I learned from the same players when they GMed that while the GM must control the players and their characters, they can’t be obvious about it. The GM must be subtle and discreet, guiding the characters rather than bludgeoning them with a script. The goal of the GM is to guide the characters in the direction that the GM wants without the players knowing that they are being guided.

I don’t usually have the time nor the inclination to create a fully detailed and rich world that I can run games in forever. My world changes with the story that I want to run.

I create the story first, and then I design a world to fit that story. I create one main story, complete with a timeline, characters, and main events. Once I have the world built for that story I craft about a dozen overlapping smaller stories that fit into the world. I start the campaign with the small adventures, gradually introducing elements of the larger storyline over time. Sooner or later the characters get swallowed up into the main story without realizing it.

When I do write adventures and campaigns, I tend to write them as a story. I use Joseph Campbell’s Hero’s Journey concept as a guide and then I let my imagination soar. Once I have the major components of the story in place and a world created, I have the players make their characters within the world’s guidelines (no gunslingers in a fantasy world, here are the cultures/races, etc).

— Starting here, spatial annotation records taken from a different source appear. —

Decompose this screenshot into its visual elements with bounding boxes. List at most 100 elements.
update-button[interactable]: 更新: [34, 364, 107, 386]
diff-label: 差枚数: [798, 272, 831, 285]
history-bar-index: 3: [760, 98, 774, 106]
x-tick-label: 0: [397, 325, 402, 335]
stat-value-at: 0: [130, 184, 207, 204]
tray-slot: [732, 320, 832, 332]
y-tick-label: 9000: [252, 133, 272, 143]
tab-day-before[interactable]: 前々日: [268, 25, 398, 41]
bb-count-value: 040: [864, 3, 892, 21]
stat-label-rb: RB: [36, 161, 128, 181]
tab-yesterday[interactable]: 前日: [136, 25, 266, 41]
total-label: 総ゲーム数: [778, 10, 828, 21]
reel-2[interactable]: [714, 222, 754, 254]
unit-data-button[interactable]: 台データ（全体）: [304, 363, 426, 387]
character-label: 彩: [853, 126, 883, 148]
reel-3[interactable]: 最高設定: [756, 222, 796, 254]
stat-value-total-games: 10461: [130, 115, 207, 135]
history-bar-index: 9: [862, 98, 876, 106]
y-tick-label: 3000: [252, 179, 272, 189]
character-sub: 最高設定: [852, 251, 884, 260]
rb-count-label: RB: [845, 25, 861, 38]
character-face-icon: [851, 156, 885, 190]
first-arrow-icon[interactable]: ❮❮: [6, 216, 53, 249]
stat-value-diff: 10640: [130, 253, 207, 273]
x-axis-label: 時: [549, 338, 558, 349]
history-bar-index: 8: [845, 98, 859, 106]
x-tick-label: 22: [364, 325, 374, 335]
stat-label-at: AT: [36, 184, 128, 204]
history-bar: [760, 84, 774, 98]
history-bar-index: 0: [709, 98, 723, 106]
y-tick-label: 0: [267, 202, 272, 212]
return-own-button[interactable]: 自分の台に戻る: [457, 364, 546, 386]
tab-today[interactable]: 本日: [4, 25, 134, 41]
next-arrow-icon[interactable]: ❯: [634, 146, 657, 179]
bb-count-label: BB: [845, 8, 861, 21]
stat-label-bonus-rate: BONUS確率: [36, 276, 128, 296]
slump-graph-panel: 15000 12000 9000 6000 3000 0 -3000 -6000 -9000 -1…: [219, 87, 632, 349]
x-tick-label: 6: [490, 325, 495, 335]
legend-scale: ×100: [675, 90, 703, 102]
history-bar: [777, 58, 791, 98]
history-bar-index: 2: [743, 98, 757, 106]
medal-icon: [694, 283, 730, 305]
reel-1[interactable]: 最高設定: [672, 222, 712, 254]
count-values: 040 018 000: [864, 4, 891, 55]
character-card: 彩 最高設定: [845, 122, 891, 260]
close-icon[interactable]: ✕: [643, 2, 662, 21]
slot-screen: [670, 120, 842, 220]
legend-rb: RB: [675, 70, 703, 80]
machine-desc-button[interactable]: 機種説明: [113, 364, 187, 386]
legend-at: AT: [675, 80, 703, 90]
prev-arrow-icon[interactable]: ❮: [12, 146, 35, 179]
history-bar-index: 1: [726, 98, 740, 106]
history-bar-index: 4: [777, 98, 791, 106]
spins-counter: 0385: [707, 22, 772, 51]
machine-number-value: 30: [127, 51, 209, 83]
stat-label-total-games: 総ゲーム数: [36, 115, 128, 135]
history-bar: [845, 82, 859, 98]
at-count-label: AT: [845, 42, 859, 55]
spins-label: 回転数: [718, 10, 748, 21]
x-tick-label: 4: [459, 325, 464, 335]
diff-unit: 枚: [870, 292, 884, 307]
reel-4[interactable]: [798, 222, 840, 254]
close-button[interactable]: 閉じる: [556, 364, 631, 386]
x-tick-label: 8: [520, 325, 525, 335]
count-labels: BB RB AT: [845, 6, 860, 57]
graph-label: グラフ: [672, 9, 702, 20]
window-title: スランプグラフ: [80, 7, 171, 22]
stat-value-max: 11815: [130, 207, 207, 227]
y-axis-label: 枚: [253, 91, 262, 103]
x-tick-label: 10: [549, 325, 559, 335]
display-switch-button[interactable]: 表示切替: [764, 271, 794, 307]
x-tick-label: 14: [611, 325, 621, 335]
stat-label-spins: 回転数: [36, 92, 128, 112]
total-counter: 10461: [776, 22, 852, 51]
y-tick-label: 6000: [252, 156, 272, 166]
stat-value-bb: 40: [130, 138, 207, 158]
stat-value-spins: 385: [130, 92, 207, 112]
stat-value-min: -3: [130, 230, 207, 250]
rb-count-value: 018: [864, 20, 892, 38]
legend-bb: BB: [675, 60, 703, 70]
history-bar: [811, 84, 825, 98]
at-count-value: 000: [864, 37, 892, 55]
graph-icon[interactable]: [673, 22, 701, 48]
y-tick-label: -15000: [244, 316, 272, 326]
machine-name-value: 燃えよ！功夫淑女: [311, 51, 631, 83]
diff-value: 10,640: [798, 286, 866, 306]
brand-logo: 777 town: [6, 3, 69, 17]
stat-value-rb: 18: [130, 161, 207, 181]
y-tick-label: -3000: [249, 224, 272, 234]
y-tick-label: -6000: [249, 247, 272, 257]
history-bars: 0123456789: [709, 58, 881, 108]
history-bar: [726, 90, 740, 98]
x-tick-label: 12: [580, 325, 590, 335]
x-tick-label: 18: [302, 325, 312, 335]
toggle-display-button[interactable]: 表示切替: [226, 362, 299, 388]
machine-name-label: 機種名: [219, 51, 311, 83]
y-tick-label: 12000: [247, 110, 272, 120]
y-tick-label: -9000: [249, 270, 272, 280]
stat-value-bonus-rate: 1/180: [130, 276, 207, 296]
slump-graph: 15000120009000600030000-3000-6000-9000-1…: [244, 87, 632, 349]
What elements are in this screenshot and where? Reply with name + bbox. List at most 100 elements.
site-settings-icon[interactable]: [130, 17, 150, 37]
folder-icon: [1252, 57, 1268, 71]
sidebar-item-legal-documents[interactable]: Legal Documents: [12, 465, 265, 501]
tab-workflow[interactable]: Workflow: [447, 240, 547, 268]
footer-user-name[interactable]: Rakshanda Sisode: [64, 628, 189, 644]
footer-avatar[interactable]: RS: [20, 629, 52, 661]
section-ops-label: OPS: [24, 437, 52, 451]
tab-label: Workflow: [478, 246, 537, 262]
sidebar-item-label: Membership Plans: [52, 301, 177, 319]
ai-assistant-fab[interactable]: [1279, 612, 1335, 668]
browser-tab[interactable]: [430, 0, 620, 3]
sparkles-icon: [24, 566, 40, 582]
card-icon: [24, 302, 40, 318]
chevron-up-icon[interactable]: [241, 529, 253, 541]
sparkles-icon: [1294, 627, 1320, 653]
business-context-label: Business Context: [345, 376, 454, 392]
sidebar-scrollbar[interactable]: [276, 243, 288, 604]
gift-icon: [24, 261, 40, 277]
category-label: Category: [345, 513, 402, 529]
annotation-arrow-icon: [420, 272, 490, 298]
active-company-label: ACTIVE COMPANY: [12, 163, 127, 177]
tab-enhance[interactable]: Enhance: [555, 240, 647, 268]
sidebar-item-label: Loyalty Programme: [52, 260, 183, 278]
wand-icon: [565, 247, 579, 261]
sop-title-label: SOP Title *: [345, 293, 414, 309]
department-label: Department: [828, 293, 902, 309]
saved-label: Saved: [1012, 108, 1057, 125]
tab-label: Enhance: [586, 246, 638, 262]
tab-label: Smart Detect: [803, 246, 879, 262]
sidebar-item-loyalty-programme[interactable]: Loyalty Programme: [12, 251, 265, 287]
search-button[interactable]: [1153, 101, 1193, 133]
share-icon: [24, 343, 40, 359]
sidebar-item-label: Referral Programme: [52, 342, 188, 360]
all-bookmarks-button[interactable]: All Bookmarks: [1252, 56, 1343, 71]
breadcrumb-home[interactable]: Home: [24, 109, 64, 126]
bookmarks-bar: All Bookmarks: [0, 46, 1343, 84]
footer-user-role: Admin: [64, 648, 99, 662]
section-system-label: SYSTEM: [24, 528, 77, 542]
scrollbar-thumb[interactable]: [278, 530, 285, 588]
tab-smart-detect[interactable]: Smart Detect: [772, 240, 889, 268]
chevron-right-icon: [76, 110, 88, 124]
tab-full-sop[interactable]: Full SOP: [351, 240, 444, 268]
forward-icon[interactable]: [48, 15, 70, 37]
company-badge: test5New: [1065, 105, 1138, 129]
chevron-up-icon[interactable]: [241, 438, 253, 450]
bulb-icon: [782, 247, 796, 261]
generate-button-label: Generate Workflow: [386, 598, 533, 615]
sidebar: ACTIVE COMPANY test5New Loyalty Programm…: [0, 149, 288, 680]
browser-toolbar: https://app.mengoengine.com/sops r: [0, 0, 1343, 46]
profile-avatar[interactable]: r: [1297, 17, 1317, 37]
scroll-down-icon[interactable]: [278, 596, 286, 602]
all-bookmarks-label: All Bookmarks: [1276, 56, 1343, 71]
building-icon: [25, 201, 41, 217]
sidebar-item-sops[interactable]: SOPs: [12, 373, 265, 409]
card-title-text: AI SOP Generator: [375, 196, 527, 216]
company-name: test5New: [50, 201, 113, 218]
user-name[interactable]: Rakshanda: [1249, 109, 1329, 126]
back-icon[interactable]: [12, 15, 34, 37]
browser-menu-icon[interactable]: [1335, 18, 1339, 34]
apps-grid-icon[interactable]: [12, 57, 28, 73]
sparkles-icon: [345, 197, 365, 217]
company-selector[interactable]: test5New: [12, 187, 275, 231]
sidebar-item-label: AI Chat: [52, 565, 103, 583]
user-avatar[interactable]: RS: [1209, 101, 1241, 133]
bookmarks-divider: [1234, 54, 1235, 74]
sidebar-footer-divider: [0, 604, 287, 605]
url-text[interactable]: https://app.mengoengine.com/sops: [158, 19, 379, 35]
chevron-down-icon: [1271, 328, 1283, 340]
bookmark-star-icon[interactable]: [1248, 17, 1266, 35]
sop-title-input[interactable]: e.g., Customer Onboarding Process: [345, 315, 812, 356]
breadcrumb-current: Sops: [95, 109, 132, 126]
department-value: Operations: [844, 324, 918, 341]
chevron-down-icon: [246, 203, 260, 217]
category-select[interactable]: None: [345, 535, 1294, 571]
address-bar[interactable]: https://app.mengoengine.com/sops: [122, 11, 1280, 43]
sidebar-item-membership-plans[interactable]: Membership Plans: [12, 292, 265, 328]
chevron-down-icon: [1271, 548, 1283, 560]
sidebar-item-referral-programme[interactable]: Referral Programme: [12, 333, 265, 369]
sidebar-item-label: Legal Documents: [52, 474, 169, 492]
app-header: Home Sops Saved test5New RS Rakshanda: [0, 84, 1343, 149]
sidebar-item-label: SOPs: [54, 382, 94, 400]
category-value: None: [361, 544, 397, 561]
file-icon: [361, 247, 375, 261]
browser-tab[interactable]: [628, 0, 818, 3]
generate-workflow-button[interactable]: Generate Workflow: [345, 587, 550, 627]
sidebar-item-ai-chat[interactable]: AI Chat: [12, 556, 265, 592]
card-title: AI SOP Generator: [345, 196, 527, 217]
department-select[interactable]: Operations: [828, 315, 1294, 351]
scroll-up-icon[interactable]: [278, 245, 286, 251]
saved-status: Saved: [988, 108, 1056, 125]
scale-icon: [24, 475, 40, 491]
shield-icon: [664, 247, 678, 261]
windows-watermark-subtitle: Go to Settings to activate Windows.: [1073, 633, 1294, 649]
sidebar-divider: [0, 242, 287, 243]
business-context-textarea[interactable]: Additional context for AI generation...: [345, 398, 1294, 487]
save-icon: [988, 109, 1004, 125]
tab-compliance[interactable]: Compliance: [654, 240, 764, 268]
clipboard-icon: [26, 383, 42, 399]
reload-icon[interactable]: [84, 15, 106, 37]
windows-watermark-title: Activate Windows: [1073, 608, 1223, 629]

Then I write up the short adventures and fine tune the main campaign to fit the characters and their backgrounds.

I continuously fine tune the main story and NPCs to fit more with the PCs as the game progresses. I set up traps, pitfalls, and distractions based on the PCs background stories and chance encounters, and I show no mercy in the obstacles that I throw at them.

I tend to throw what seems to the players to be overwhelming odds, but I always leave them a way out. I never excuse the PCs behavior. If the PC mouths off to the King and gets whipped for it, then that’s the player’s fault for being stupid. However, if the PC tries something that is in character and fails, then I’m a bit more lenient.